We are running a survey to help us improve the experience for all of our members. If you see the survey appear, please take the time to tell us about your experience if you can.
ARMCC 5.02 has this nice new feature of inline assembly support for Cortex-M4 (I use STM32F4).
But unfortunately it seems to be impossible to convince the inline assembler to use direct register access for the low and high register of a long long (64-bit) register variable.
In the example Keil\examples\Inline\Inline.C they use the following macros:
#define lo64(a) (((unsigned int *)&a)[0]) /* Low 32-bits of a long long */ #define hi64(a) ((( int *)&a)[1]) /* High 32-bits of a long long */
Unfortunately this produces extremely inefficient assembly code - even if a should be a long long register variable (which is already residing in two adjecent register variables), it will store these two registers into some memory place with STR and then reload back again with LDR into a register (instead of directly accessing the correct register).
It does this in any optimization level, also if you select "Optimize for time".
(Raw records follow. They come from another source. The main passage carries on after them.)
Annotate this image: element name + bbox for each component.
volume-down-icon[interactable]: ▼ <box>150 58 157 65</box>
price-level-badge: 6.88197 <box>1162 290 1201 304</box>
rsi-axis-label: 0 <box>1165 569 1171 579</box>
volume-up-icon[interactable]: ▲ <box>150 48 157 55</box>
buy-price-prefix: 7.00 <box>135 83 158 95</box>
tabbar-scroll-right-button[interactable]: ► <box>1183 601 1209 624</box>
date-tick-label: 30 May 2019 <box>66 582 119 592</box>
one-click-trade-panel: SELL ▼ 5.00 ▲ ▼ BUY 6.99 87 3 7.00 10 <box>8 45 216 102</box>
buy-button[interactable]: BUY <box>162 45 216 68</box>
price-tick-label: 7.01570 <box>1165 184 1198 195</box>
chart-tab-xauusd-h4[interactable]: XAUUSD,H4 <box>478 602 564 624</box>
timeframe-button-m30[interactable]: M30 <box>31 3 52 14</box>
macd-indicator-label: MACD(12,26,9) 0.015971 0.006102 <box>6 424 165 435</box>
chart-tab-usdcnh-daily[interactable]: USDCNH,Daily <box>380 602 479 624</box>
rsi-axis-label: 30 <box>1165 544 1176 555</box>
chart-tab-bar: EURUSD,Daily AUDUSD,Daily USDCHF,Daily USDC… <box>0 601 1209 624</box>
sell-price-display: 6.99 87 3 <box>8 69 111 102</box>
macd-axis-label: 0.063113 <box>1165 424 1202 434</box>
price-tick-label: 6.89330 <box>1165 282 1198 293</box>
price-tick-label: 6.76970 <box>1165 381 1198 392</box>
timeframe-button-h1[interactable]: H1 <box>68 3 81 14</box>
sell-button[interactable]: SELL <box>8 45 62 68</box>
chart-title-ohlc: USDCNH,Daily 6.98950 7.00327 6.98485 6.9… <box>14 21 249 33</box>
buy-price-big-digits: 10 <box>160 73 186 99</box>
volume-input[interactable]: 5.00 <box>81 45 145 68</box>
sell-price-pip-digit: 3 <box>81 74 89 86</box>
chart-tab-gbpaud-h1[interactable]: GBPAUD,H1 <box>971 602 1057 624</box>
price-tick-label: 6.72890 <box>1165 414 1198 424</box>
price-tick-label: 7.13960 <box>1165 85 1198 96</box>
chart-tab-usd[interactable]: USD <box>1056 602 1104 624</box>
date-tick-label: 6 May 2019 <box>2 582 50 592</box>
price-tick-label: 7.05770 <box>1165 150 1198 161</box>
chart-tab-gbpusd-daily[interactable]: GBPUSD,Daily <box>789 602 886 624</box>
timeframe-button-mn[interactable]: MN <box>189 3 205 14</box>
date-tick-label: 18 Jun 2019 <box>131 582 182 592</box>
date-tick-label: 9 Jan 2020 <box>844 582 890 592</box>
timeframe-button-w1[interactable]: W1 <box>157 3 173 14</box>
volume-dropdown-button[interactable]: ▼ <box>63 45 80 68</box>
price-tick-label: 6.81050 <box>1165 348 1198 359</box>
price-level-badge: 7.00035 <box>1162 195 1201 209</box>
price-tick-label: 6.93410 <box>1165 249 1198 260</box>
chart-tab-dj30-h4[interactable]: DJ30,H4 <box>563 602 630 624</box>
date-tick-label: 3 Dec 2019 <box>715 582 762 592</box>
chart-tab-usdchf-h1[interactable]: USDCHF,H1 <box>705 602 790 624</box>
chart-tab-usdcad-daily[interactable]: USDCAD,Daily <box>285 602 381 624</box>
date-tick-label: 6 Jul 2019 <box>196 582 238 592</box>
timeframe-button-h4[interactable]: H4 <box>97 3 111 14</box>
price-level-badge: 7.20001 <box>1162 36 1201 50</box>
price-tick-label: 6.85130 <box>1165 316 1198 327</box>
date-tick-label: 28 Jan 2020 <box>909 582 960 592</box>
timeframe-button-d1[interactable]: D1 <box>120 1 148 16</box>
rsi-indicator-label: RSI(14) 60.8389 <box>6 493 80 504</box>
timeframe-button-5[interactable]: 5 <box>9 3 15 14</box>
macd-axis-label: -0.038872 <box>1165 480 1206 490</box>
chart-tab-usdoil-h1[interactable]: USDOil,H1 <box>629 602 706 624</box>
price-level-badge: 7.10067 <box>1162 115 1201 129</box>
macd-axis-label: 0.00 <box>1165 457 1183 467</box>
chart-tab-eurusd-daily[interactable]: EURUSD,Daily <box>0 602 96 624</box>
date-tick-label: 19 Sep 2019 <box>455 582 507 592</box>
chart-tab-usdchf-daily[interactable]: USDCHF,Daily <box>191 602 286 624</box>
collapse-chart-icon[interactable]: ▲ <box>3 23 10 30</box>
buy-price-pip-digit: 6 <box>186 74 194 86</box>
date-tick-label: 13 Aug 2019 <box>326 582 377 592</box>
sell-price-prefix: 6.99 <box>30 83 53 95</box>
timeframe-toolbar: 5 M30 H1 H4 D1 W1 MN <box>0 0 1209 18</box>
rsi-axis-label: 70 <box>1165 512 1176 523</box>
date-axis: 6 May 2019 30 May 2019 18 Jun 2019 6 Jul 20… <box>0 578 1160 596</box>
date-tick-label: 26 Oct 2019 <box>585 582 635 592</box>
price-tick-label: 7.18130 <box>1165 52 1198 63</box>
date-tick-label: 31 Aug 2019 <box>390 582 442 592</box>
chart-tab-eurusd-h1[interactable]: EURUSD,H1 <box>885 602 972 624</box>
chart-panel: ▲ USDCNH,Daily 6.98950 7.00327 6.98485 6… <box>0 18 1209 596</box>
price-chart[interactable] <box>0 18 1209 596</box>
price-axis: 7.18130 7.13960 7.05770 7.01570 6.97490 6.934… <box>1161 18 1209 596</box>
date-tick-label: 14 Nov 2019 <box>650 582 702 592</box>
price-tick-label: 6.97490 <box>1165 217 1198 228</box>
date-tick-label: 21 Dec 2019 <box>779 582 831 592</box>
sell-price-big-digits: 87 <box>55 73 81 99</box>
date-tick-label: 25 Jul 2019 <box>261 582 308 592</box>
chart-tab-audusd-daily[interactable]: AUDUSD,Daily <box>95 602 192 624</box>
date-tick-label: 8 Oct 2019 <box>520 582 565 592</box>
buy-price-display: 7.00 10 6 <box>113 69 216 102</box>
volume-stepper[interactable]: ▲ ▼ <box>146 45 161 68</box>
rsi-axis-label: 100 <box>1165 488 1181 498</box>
Has anyone an idea, how to convince the inline assembly to use the direct register access for such long long register variables?
(or is there some other intrinsic method as __loreg(...) ... but I assume not - otherwise it probably would have been used in the inline example??).
a should be a long long register variable
Too bad it's not allowed to take the address of a register variable. It would have made much more sense to stick with the obvious method that actually does what you want, instead of mucking around with pointers like this was still 1985:
#define UINT64_LO32(a) ((uint32_t)a) #define UINT64_HI32(a) ((uint32_t)(a >> 32))
Thank you for your support - I think we need enough crying people to get this done ... (most easy way I think would be an intrinsic function __reg( variable, n) [n= 0, 1, 2, ...] especially for inline assembly - not allowed to be used in "normal" C code ).